Upfront, the TPA service provided to the district is not paid by the employee, at least not directly, but rather by the investing firms that offer mutual funds and index funds to the employees. I know, it is confusing, and confusion lends itself for shenanigans.
So, imagine a company such as Vanguard or Fidelity. They have been around for years and they offer great investing products at a very low cost. However, the TPA that works with your district might demand from Fidelity $30-$50 per employee that will have access to their service.
Fidelity, on the other hand may say, “well, we are not doing it because we have great products and we are not paying a gatekeeper to serve teachers or any other public employee.So, we are out!”
With that, you, as an employee, lose your access to great investing opportunities.
Then the TPA that works for your district may come up with the argument that under their umbrella(Gatekeeper’s umbrella) they have great and diverse options.

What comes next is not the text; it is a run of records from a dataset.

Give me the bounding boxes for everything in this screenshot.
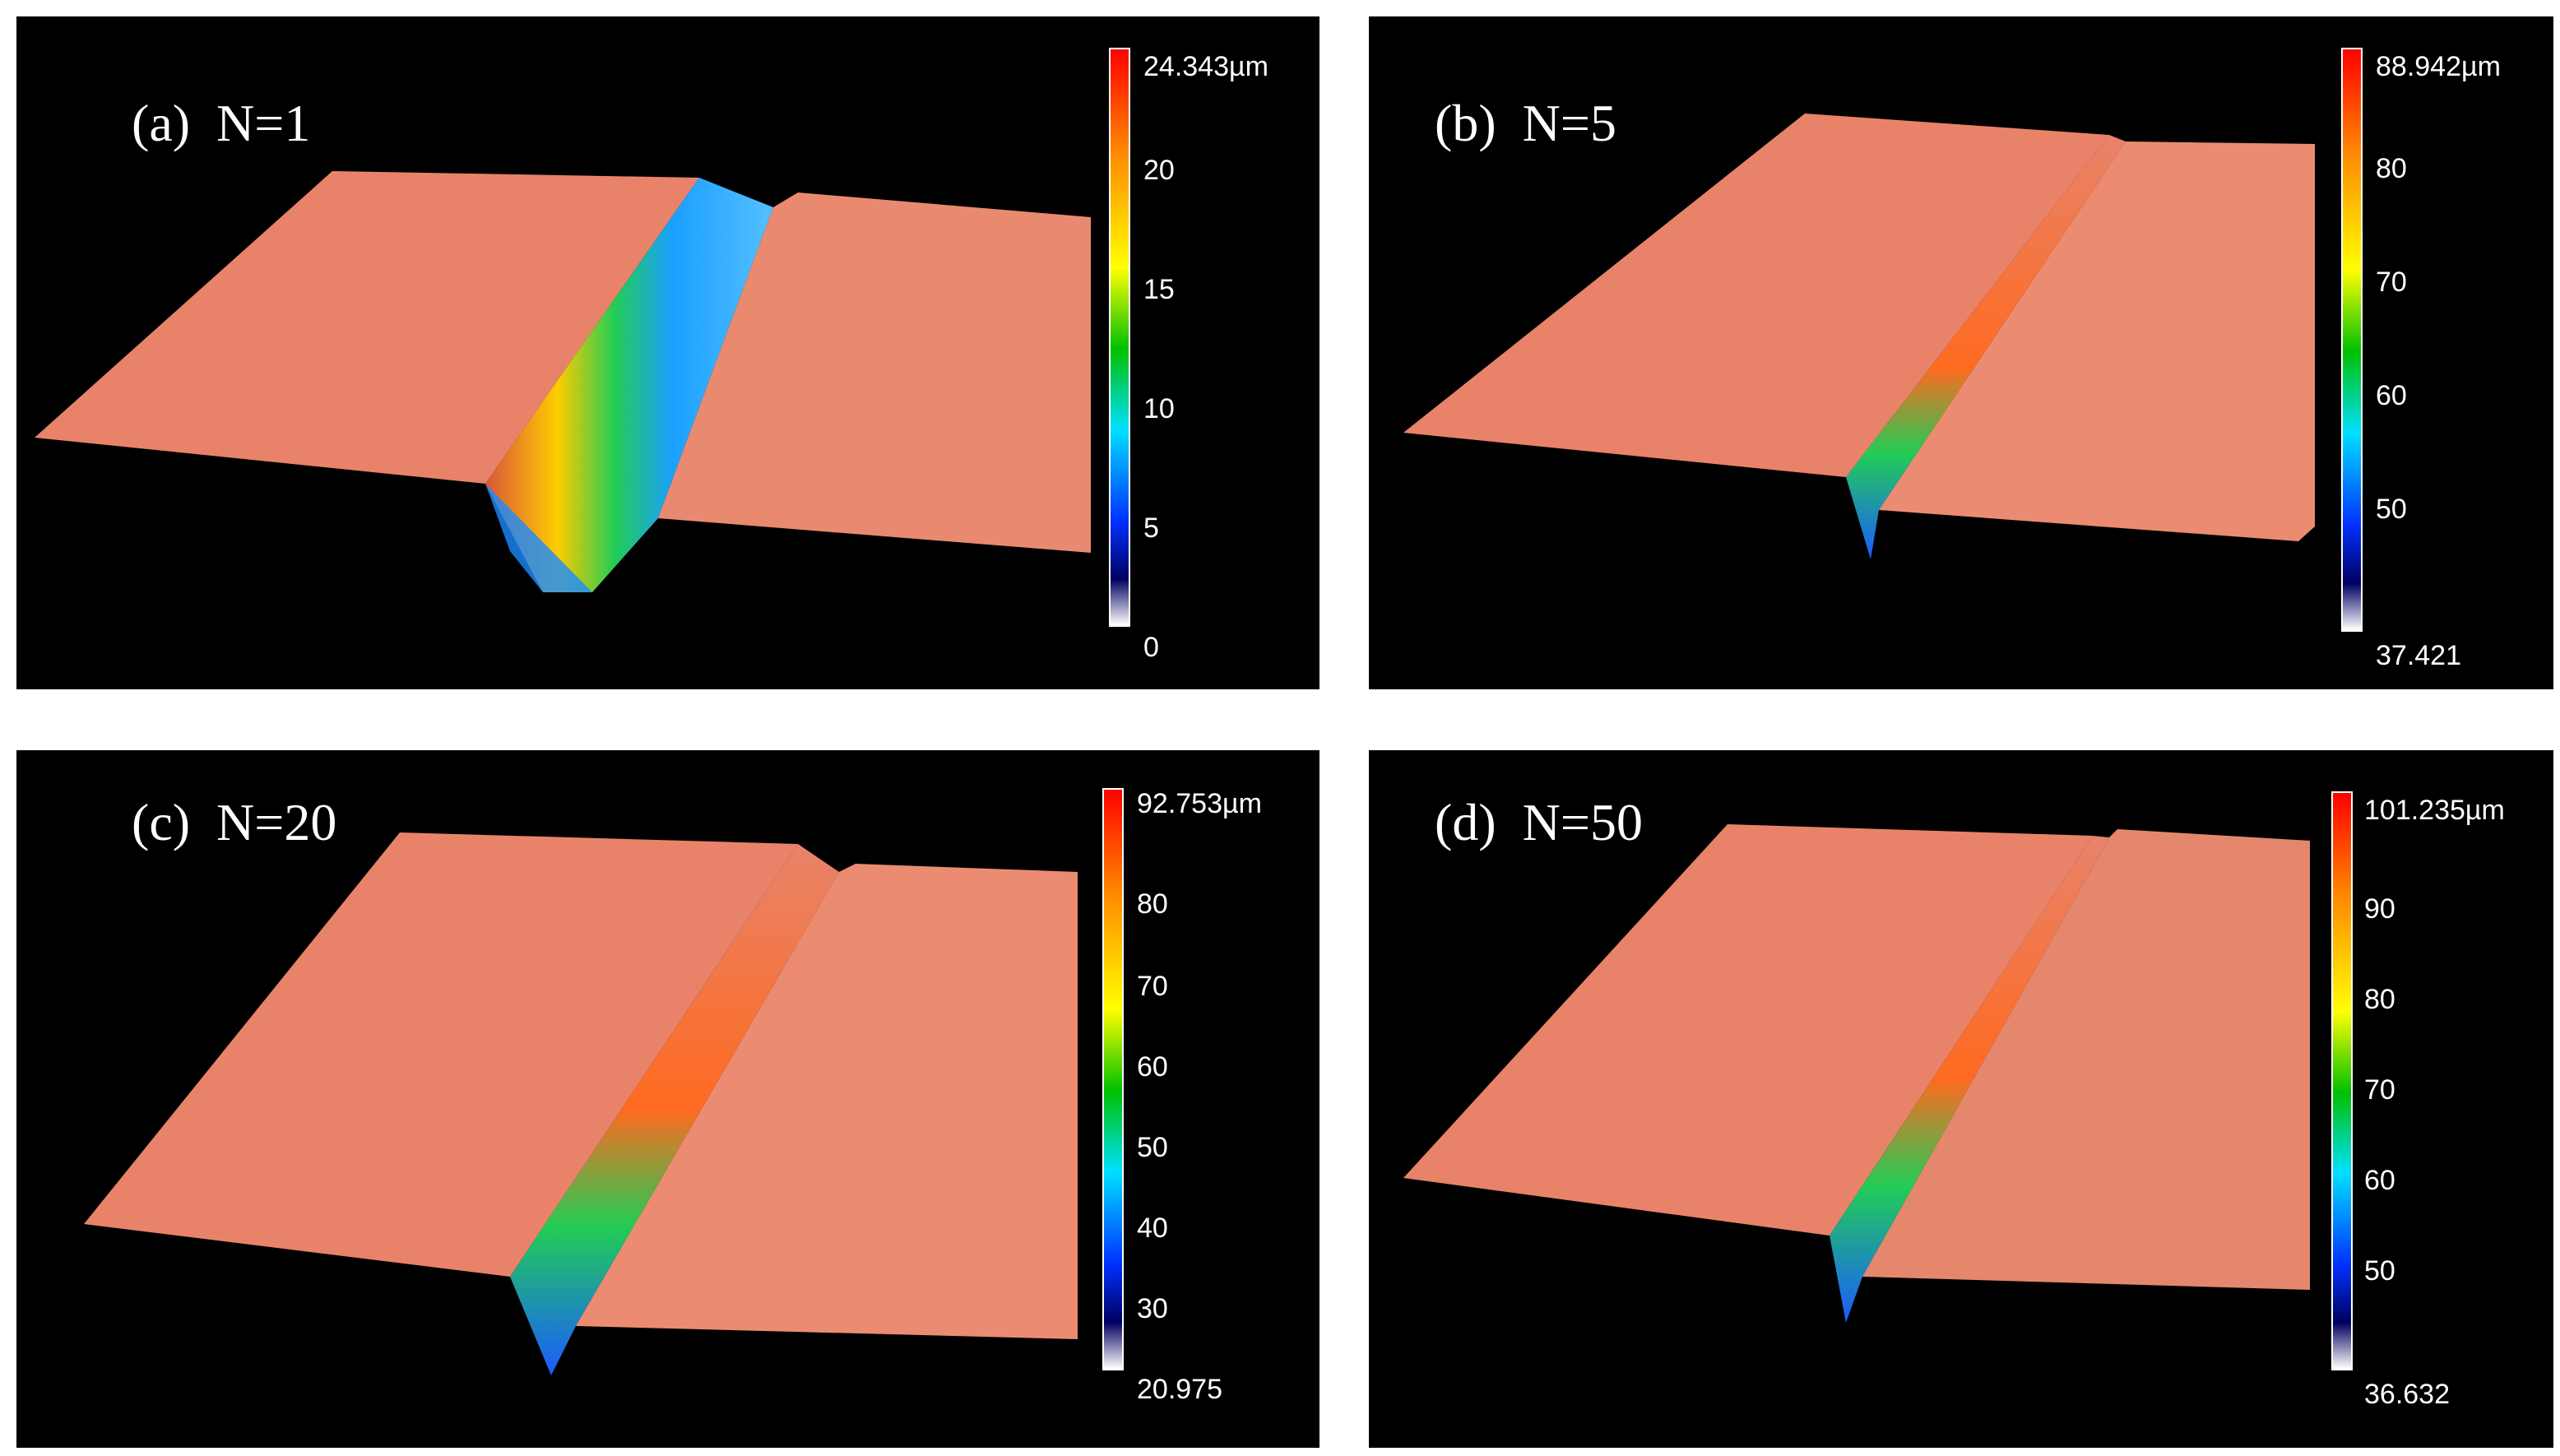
colorbar-min-d: 36.632 bbox=[2364, 1379, 2450, 1410]
surface-plot-d bbox=[1403, 824, 2310, 1323]
surface-right-b bbox=[1879, 141, 2315, 541]
colorbar-tick-c: 50 bbox=[1137, 1132, 1168, 1163]
colorbar-max-b: 88.942µm bbox=[2376, 51, 2501, 82]
groove-b bbox=[1846, 135, 2126, 559]
surface-left-c bbox=[84, 832, 798, 1277]
colorbar-tick-a: 20 bbox=[1143, 155, 1175, 186]
panel-b: (b) N=5 88.942µm 80 70 60 50 37.421 bbox=[1369, 16, 2553, 689]
colorbar-tick-d: 80 bbox=[2364, 984, 2395, 1015]
surface-left-d bbox=[1403, 824, 2093, 1236]
colorbar-tick-b: 60 bbox=[2376, 380, 2407, 411]
colorbar-tick-d: 90 bbox=[2364, 893, 2395, 925]
colorbar-max-c: 92.753µm bbox=[1137, 788, 1262, 819]
surface-left-a bbox=[35, 171, 699, 484]
colorbar-tick-a: 5 bbox=[1143, 512, 1159, 544]
surface-right-d bbox=[1862, 829, 2310, 1290]
colorbar-tick-b: 70 bbox=[2376, 267, 2407, 298]
panel-label-c: (c) N=20 bbox=[132, 793, 337, 851]
groove-c bbox=[510, 844, 839, 1375]
surface-plot-c bbox=[84, 832, 1078, 1375]
panel-d: (d) N=50 101.235µm 90 80 70 60 50 36.632 bbox=[1369, 750, 2553, 1448]
colorbar-tick-b: 50 bbox=[2376, 494, 2407, 525]
colorbar-d bbox=[2331, 791, 2353, 1370]
colorbar-b bbox=[2341, 48, 2363, 632]
surface-right-c bbox=[576, 864, 1078, 1339]
colorbar-tick-d: 60 bbox=[2364, 1165, 2395, 1196]
groove-d bbox=[1830, 836, 2109, 1323]
panel-label-b: (b) N=5 bbox=[1435, 94, 1616, 152]
colorbar-tick-a: 15 bbox=[1143, 274, 1175, 305]
colorbar-tick-a: 10 bbox=[1143, 393, 1175, 424]
panel-label-d: (d) N=50 bbox=[1435, 793, 1643, 851]
surface-right-a bbox=[658, 192, 1091, 553]
colorbar-tick-c: 70 bbox=[1137, 971, 1168, 1002]
colorbar-tick-d: 70 bbox=[2364, 1074, 2395, 1106]
colorbar-tick-c: 40 bbox=[1137, 1213, 1168, 1244]
surface-plot-b bbox=[1403, 114, 2315, 559]
colorbar-c bbox=[1102, 788, 1124, 1370]
panel-c: (c) N=20 92.753µm 80 70 60 50 40 30 20.9… bbox=[16, 750, 1319, 1448]
panel-label-a: (a) N=1 bbox=[132, 94, 311, 152]
colorbar-tick-d: 50 bbox=[2364, 1255, 2395, 1287]
colorbar-tick-b: 80 bbox=[2376, 153, 2407, 184]
colorbar-min-b: 37.421 bbox=[2376, 640, 2461, 671]
surface-plot-a bbox=[35, 171, 1091, 592]
colorbar-max-a: 24.343µm bbox=[1143, 51, 1268, 82]
colorbar-tick-c: 60 bbox=[1137, 1051, 1168, 1083]
surface-left-b bbox=[1403, 114, 2109, 477]
colorbar-max-d: 101.235µm bbox=[2364, 795, 2505, 826]
colorbar-tick-c: 80 bbox=[1137, 888, 1168, 920]
groove-a bbox=[485, 178, 773, 592]
panel-a: (a) N=1 24.343µm 20 15 10 5 0 bbox=[16, 16, 1319, 689]
colorbar-tick-c: 30 bbox=[1137, 1293, 1168, 1324]
colorbar-a bbox=[1109, 48, 1130, 627]
colorbar-min-a: 0 bbox=[1143, 632, 1159, 663]
colorbar-min-c: 20.975 bbox=[1137, 1374, 1222, 1405]
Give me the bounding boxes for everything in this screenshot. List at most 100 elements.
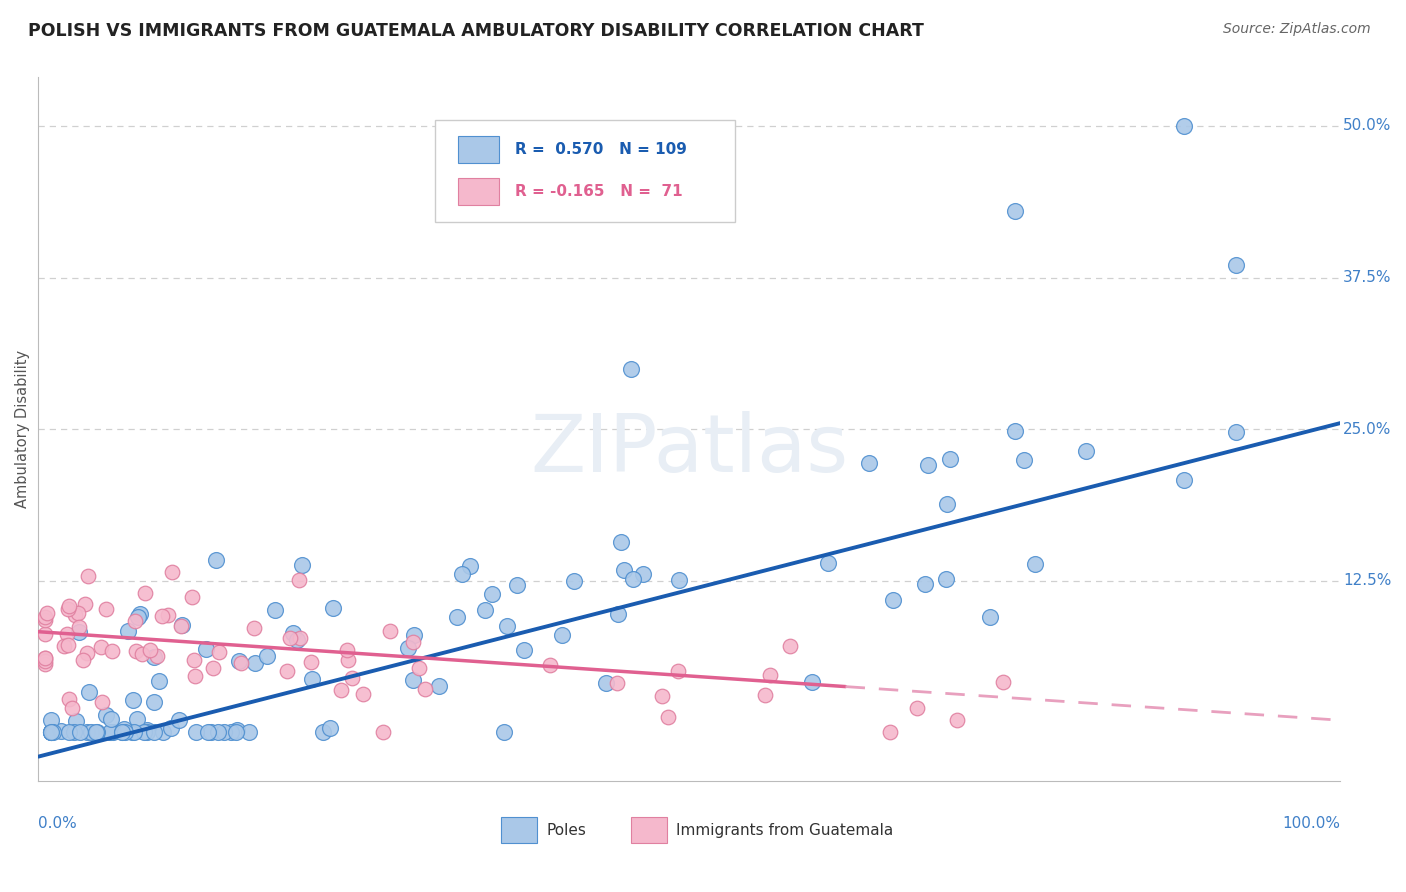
Point (34, 627, 56, 641)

Which is where the problem starts.
One of the first options you may see in your district’s list is AXA. One of the companies, or the one company with the highest fees out there. It works more like an insurance company than an investing one. They offer annuities, which is basically what our pensions are. Very limited growth and very, I mean outrageous, high fees. They promise guaranteed growth as well as capped earnings. That guarantee is where they make their money and it also makes you poor.
There are people paying 5-6% in fees. Historically the market has had a return of almost 7% since inception, which would leave you with a minimal yearly growth. Taking in consideration that yearly inflation is around the 3% mark, draw your own conclusions. I will spare you the pain and I won’t mention anything about when the market doesn’t grow at all.
In other words, they are ripping us off.
Since I don’t want to get sued, here is my disclaimer:
I am not a professional and I have no idea what I am talking about. I am simply exercising my freedom of speech. If you need help with your finances, talk to a certified professional who promises to have a fiduciary responsibility to act in your best interest and behalf.